C’est pour pallier cette imprécision que les gens de l’EPFZ ont mis au point leur technique d’«épluchage» à l’acide.

Elle a déjà servi il y a vingt ans pour l’analyse des atomes de vent solaire récoltés sur la Lune par les astronautes du programme Apollo. Depuis, elle a aussi permis de déterminer la composition de fragments de météorites.

Travail d’orfèvre

«On fait fondre la cible couche par couche au moyen d’un acide très puissant, détaille Rainer Wieler. Il s’agit de couches très minces, pas plus de quelques millionièmes de millimètre. Et ceci nous permet de récolter tous les gaz nobles emprisonnés dans la matière».

Simple dans son principe, cette méthode a nécessité de vraies prouesses techniques pour sa mise au point.

Cette collecte doit se faire dans le vide d’air le plus absolu possible. Les quantités de gaz récoltées dans chaque couche sont en effet tellement minimes que la moindre particule en suspension dans le container viendrait fausser les résultats.

Ensuite, l’acide utilisé ne doit pas faire fondre le container lui-même. Et la seule matière capable d’y résister est un mélange d’or pur et de platine.

«Nos techniciens ont pratiquement dû apprendre le métier d’orfèvre, se souvient Rainer Wieler. Sans oublier qu’il faut ensuite se débarrasser de l’acide, ce qui n’est pas simple non plus».

L’origine des mondes

«Mais apparemment, notre technique est bonne, conclut le professeur. Puisque les directeurs scientifiques de la mission Genesis nous ont confié ces analyses».

Des analyses dont les premiers résultats devraient être présentés en mars 2005 à la «Lunar and Planetary Conference» de Houston, au Texas.

«Ce ne seront bien sûr pas encore des résultats définitifs, précise Rainer Wieler. Mais c’est aussi une question de relations publiques».

Après le crash en effet, le public a envie qu’on lui confirme rapidement que cette mission a servi à quelque chose, sans attendre des années.

Car le but était extraordinairement ambitieux. La «genèse» ne vise rien moins qu’à apporter un éclairage nouveau sur l’origine des mondes.

swissinfo, Marc-André Miserez

– Les vents solaires sont des flux d’atomes que notre étoile projette dans le vide. Les astrophysiciens pensent que cette matière ressemble beaucoup à celle du nuage à partir duquel s’est formé notre système solaire il y a 4,5 milliards d’années.

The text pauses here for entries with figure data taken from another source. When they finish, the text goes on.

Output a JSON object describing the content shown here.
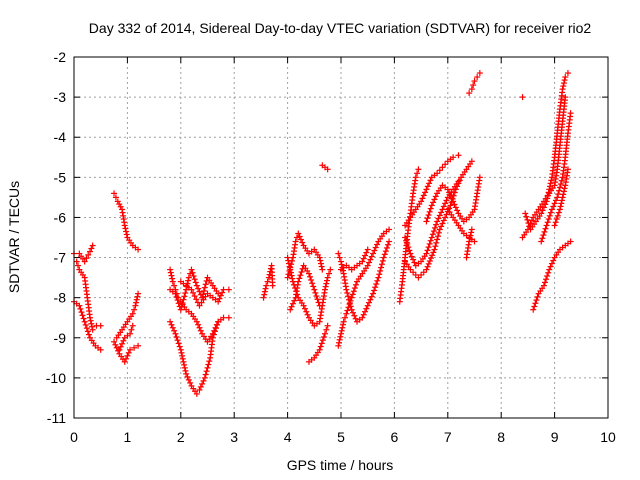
{
  "chart_data": {
    "type": "scatter",
    "title": "Day 332 of 2014, Sidereal Day-to-day VTEC variation (SDTVAR) for receiver rio2",
    "xlabel": "GPS time / hours",
    "ylabel": "SDTVAR / TECUs",
    "xlim": [
      0,
      10
    ],
    "ylim": [
      -11,
      -2
    ],
    "xticks": [
      "0",
      "1",
      "2",
      "3",
      "4",
      "5",
      "6",
      "7",
      "8",
      "9",
      "10"
    ],
    "yticks": [
      "-2",
      "-3",
      "-4",
      "-5",
      "-6",
      "-7",
      "-8",
      "-9",
      "-10",
      "-11"
    ],
    "grid": true,
    "marker": "plus",
    "color": "#ff0000",
    "tracks": [
      [
        [
          0,
          -6.9
        ],
        [
          0.1,
          -6.9
        ],
        [
          0.2,
          -7.1
        ],
        [
          0.3,
          -6.85
        ],
        [
          0.35,
          -6.7
        ]
      ],
      [
        [
          0.05,
          -7.1
        ],
        [
          0.1,
          -7.3
        ],
        [
          0.2,
          -7.5
        ],
        [
          0.25,
          -8.0
        ],
        [
          0.3,
          -8.5
        ],
        [
          0.35,
          -8.8
        ],
        [
          0.42,
          -8.7
        ],
        [
          0.5,
          -8.7
        ]
      ],
      [
        [
          0,
          -8.1
        ],
        [
          0.1,
          -8.2
        ],
        [
          0.2,
          -8.6
        ],
        [
          0.3,
          -9.0
        ],
        [
          0.4,
          -9.2
        ],
        [
          0.5,
          -9.3
        ]
      ],
      [
        [
          0.75,
          -5.4
        ],
        [
          0.82,
          -5.6
        ],
        [
          0.9,
          -5.8
        ],
        [
          0.95,
          -6.2
        ],
        [
          1.0,
          -6.5
        ],
        [
          1.1,
          -6.7
        ],
        [
          1.2,
          -6.8
        ]
      ],
      [
        [
          0.75,
          -9.1
        ],
        [
          0.85,
          -9.4
        ],
        [
          0.95,
          -9.6
        ],
        [
          1.05,
          -9.3
        ],
        [
          1.2,
          -9.2
        ]
      ],
      [
        [
          0.8,
          -9.0
        ],
        [
          0.9,
          -8.8
        ],
        [
          1.0,
          -8.6
        ],
        [
          1.1,
          -8.4
        ],
        [
          1.15,
          -8.2
        ],
        [
          1.2,
          -7.9
        ]
      ],
      [
        [
          0.85,
          -9.3
        ],
        [
          0.95,
          -9.0
        ],
        [
          1.05,
          -8.9
        ],
        [
          1.1,
          -8.7
        ]
      ],
      [
        [
          1.8,
          -7.3
        ],
        [
          1.85,
          -7.6
        ],
        [
          1.9,
          -7.8
        ],
        [
          1.95,
          -8.0
        ],
        [
          2.0,
          -8.1
        ],
        [
          2.1,
          -8.3
        ],
        [
          2.2,
          -8.4
        ],
        [
          2.3,
          -8.6
        ],
        [
          2.4,
          -8.9
        ],
        [
          2.5,
          -9.1
        ],
        [
          2.6,
          -8.9
        ],
        [
          2.7,
          -8.6
        ],
        [
          2.8,
          -8.5
        ],
        [
          2.9,
          -8.5
        ]
      ],
      [
        [
          1.8,
          -8.6
        ],
        [
          1.9,
          -8.9
        ],
        [
          2.0,
          -9.3
        ],
        [
          2.05,
          -9.6
        ],
        [
          2.1,
          -9.9
        ],
        [
          2.2,
          -10.2
        ],
        [
          2.3,
          -10.4
        ],
        [
          2.35,
          -10.3
        ],
        [
          2.45,
          -10.0
        ],
        [
          2.55,
          -9.5
        ],
        [
          2.6,
          -9.0
        ],
        [
          2.7,
          -8.6
        ]
      ],
      [
        [
          1.8,
          -7.8
        ],
        [
          1.9,
          -7.9
        ],
        [
          2.0,
          -8.3
        ],
        [
          2.1,
          -7.8
        ],
        [
          2.15,
          -7.5
        ],
        [
          2.2,
          -7.3
        ],
        [
          2.3,
          -7.7
        ],
        [
          2.4,
          -8.0
        ],
        [
          2.5,
          -7.5
        ],
        [
          2.6,
          -7.7
        ],
        [
          2.7,
          -7.9
        ]
      ],
      [
        [
          2.0,
          -7.6
        ],
        [
          2.2,
          -7.8
        ],
        [
          2.35,
          -8.2
        ],
        [
          2.5,
          -7.9
        ],
        [
          2.6,
          -8.0
        ],
        [
          2.7,
          -8.1
        ],
        [
          2.8,
          -7.8
        ],
        [
          2.9,
          -7.8
        ]
      ],
      [
        [
          3.55,
          -8.0
        ],
        [
          3.6,
          -7.7
        ],
        [
          3.65,
          -7.5
        ],
        [
          3.7,
          -7.2
        ],
        [
          3.72,
          -7.7
        ]
      ],
      [
        [
          4.0,
          -7.0
        ],
        [
          4.05,
          -7.3
        ],
        [
          4.1,
          -7.6
        ],
        [
          4.2,
          -8.0
        ],
        [
          4.3,
          -8.2
        ],
        [
          4.4,
          -8.5
        ],
        [
          4.5,
          -8.7
        ],
        [
          4.6,
          -8.6
        ],
        [
          4.65,
          -8.2
        ],
        [
          4.7,
          -7.8
        ],
        [
          4.75,
          -7.5
        ],
        [
          4.8,
          -7.3
        ]
      ],
      [
        [
          4.0,
          -7.5
        ],
        [
          4.1,
          -7.0
        ],
        [
          4.15,
          -6.6
        ],
        [
          4.2,
          -6.4
        ],
        [
          4.3,
          -6.7
        ],
        [
          4.4,
          -6.9
        ],
        [
          4.5,
          -6.8
        ],
        [
          4.6,
          -7.0
        ],
        [
          4.65,
          -7.3
        ]
      ],
      [
        [
          4.05,
          -8.3
        ],
        [
          4.15,
          -8.0
        ],
        [
          4.2,
          -7.6
        ],
        [
          4.3,
          -7.2
        ],
        [
          4.4,
          -7.4
        ],
        [
          4.5,
          -7.8
        ],
        [
          4.6,
          -8.2
        ]
      ],
      [
        [
          4.4,
          -9.6
        ],
        [
          4.5,
          -9.5
        ],
        [
          4.6,
          -9.3
        ],
        [
          4.7,
          -8.9
        ],
        [
          4.75,
          -8.7
        ]
      ],
      [
        [
          4.65,
          -4.7
        ],
        [
          4.75,
          -4.8
        ]
      ],
      [
        [
          4.95,
          -9.2
        ],
        [
          5.0,
          -8.9
        ],
        [
          5.05,
          -8.6
        ],
        [
          5.1,
          -8.4
        ],
        [
          5.2,
          -8.0
        ],
        [
          5.3,
          -7.6
        ],
        [
          5.4,
          -7.4
        ],
        [
          5.5,
          -7.2
        ],
        [
          5.6,
          -6.9
        ],
        [
          5.7,
          -6.6
        ],
        [
          5.8,
          -6.4
        ],
        [
          5.9,
          -6.3
        ]
      ],
      [
        [
          4.95,
          -6.9
        ],
        [
          5.0,
          -7.1
        ],
        [
          5.05,
          -7.4
        ],
        [
          5.1,
          -7.8
        ],
        [
          5.2,
          -8.3
        ],
        [
          5.3,
          -8.6
        ],
        [
          5.4,
          -8.5
        ],
        [
          5.5,
          -8.2
        ],
        [
          5.6,
          -7.9
        ],
        [
          5.7,
          -7.5
        ],
        [
          5.8,
          -7.0
        ],
        [
          5.9,
          -6.6
        ]
      ],
      [
        [
          5.0,
          -7.3
        ],
        [
          5.1,
          -7.2
        ],
        [
          5.2,
          -7.3
        ],
        [
          5.3,
          -7.2
        ],
        [
          5.4,
          -7.1
        ],
        [
          5.5,
          -6.8
        ]
      ],
      [
        [
          6.1,
          -8.1
        ],
        [
          6.15,
          -7.6
        ],
        [
          6.2,
          -7.0
        ],
        [
          6.25,
          -6.4
        ],
        [
          6.3,
          -5.9
        ],
        [
          6.35,
          -5.4
        ],
        [
          6.4,
          -5.0
        ],
        [
          6.45,
          -4.8
        ]
      ],
      [
        [
          6.2,
          -7.1
        ],
        [
          6.3,
          -7.3
        ],
        [
          6.45,
          -7.5
        ],
        [
          6.6,
          -7.3
        ],
        [
          6.75,
          -6.8
        ],
        [
          6.85,
          -6.3
        ],
        [
          6.95,
          -6.0
        ],
        [
          7.05,
          -5.7
        ],
        [
          7.15,
          -5.3
        ],
        [
          7.25,
          -5.0
        ],
        [
          7.35,
          -4.8
        ],
        [
          7.45,
          -4.6
        ]
      ],
      [
        [
          6.2,
          -6.5
        ],
        [
          6.3,
          -6.9
        ],
        [
          6.4,
          -7.2
        ],
        [
          6.5,
          -7.1
        ],
        [
          6.6,
          -6.9
        ],
        [
          6.7,
          -6.5
        ],
        [
          6.8,
          -6.1
        ],
        [
          6.9,
          -5.8
        ],
        [
          7.0,
          -5.5
        ],
        [
          7.1,
          -5.3
        ],
        [
          7.2,
          -5.1
        ]
      ],
      [
        [
          6.2,
          -6.2
        ],
        [
          6.3,
          -6.0
        ],
        [
          6.4,
          -5.8
        ],
        [
          6.5,
          -5.6
        ],
        [
          6.6,
          -5.3
        ],
        [
          6.7,
          -5.0
        ],
        [
          6.8,
          -4.9
        ],
        [
          6.9,
          -4.75
        ],
        [
          7.0,
          -4.6
        ],
        [
          7.1,
          -4.5
        ],
        [
          7.2,
          -4.45
        ]
      ],
      [
        [
          6.6,
          -6.1
        ],
        [
          6.7,
          -5.7
        ],
        [
          6.8,
          -5.4
        ],
        [
          6.9,
          -5.2
        ],
        [
          7.0,
          -5.3
        ],
        [
          7.1,
          -5.6
        ],
        [
          7.2,
          -5.9
        ],
        [
          7.3,
          -6.1
        ],
        [
          7.4,
          -6.0
        ],
        [
          7.5,
          -5.8
        ],
        [
          7.55,
          -5.4
        ],
        [
          7.6,
          -5.0
        ]
      ],
      [
        [
          7.0,
          -5.8
        ],
        [
          7.1,
          -6.0
        ],
        [
          7.2,
          -6.2
        ],
        [
          7.3,
          -6.4
        ],
        [
          7.4,
          -6.5
        ],
        [
          7.5,
          -6.6
        ]
      ],
      [
        [
          7.35,
          -7.0
        ],
        [
          7.4,
          -6.6
        ],
        [
          7.45,
          -6.3
        ]
      ],
      [
        [
          7.4,
          -2.9
        ],
        [
          7.45,
          -2.8
        ],
        [
          7.5,
          -2.6
        ],
        [
          7.55,
          -2.5
        ],
        [
          7.6,
          -2.4
        ]
      ],
      [
        [
          8.4,
          -3.0
        ]
      ],
      [
        [
          8.4,
          -6.5
        ],
        [
          8.5,
          -6.3
        ],
        [
          8.6,
          -6.0
        ],
        [
          8.7,
          -5.8
        ],
        [
          8.8,
          -5.6
        ],
        [
          8.9,
          -5.4
        ],
        [
          9.0,
          -5.2
        ],
        [
          9.05,
          -4.8
        ],
        [
          9.1,
          -4.2
        ],
        [
          9.15,
          -3.6
        ],
        [
          9.2,
          -3.0
        ]
      ],
      [
        [
          8.45,
          -5.9
        ],
        [
          8.55,
          -6.3
        ],
        [
          8.65,
          -6.1
        ],
        [
          8.75,
          -5.9
        ],
        [
          8.85,
          -5.6
        ],
        [
          8.95,
          -5.0
        ],
        [
          9.0,
          -4.5
        ],
        [
          9.05,
          -3.9
        ],
        [
          9.1,
          -3.3
        ],
        [
          9.15,
          -2.8
        ],
        [
          9.2,
          -2.5
        ],
        [
          9.25,
          -2.4
        ]
      ],
      [
        [
          8.6,
          -8.3
        ],
        [
          8.7,
          -7.9
        ],
        [
          8.8,
          -7.7
        ],
        [
          8.9,
          -7.3
        ],
        [
          9.0,
          -7.0
        ],
        [
          9.1,
          -6.8
        ],
        [
          9.2,
          -6.7
        ],
        [
          9.3,
          -6.6
        ]
      ],
      [
        [
          8.75,
          -6.6
        ],
        [
          8.85,
          -6.2
        ],
        [
          8.95,
          -5.8
        ],
        [
          9.05,
          -5.5
        ],
        [
          9.15,
          -5.0
        ],
        [
          9.2,
          -4.5
        ],
        [
          9.25,
          -3.9
        ],
        [
          9.3,
          -3.4
        ]
      ],
      [
        [
          9.0,
          -6.2
        ],
        [
          9.1,
          -5.8
        ],
        [
          9.2,
          -5.2
        ],
        [
          9.25,
          -4.8
        ]
      ]
    ]
  }
}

– Les vents solaires ne parviennent pas jusqu’à la Terre, déviés qu’ils sont par son champ magnétique. Pour les collecter, il faut donc s’éloigner suffisamment dans l’espace.

– En trois ans et 32 millions de kilomètres, la mission américaine «Genesis, à la recherche des origines» a récolté quelques dizaines de microgrammes de minuscules «grains» de vent solaire.

– Malgré le crash de la sonde, qui a brisé une partie des capteurs, cette moisson va tout de même pouvoir être analysée. Un ou plusieurs de ces capteurs seront confiés à un laboratoire de l’EPFZ, détenteur d’une méthode de détection unique au monde.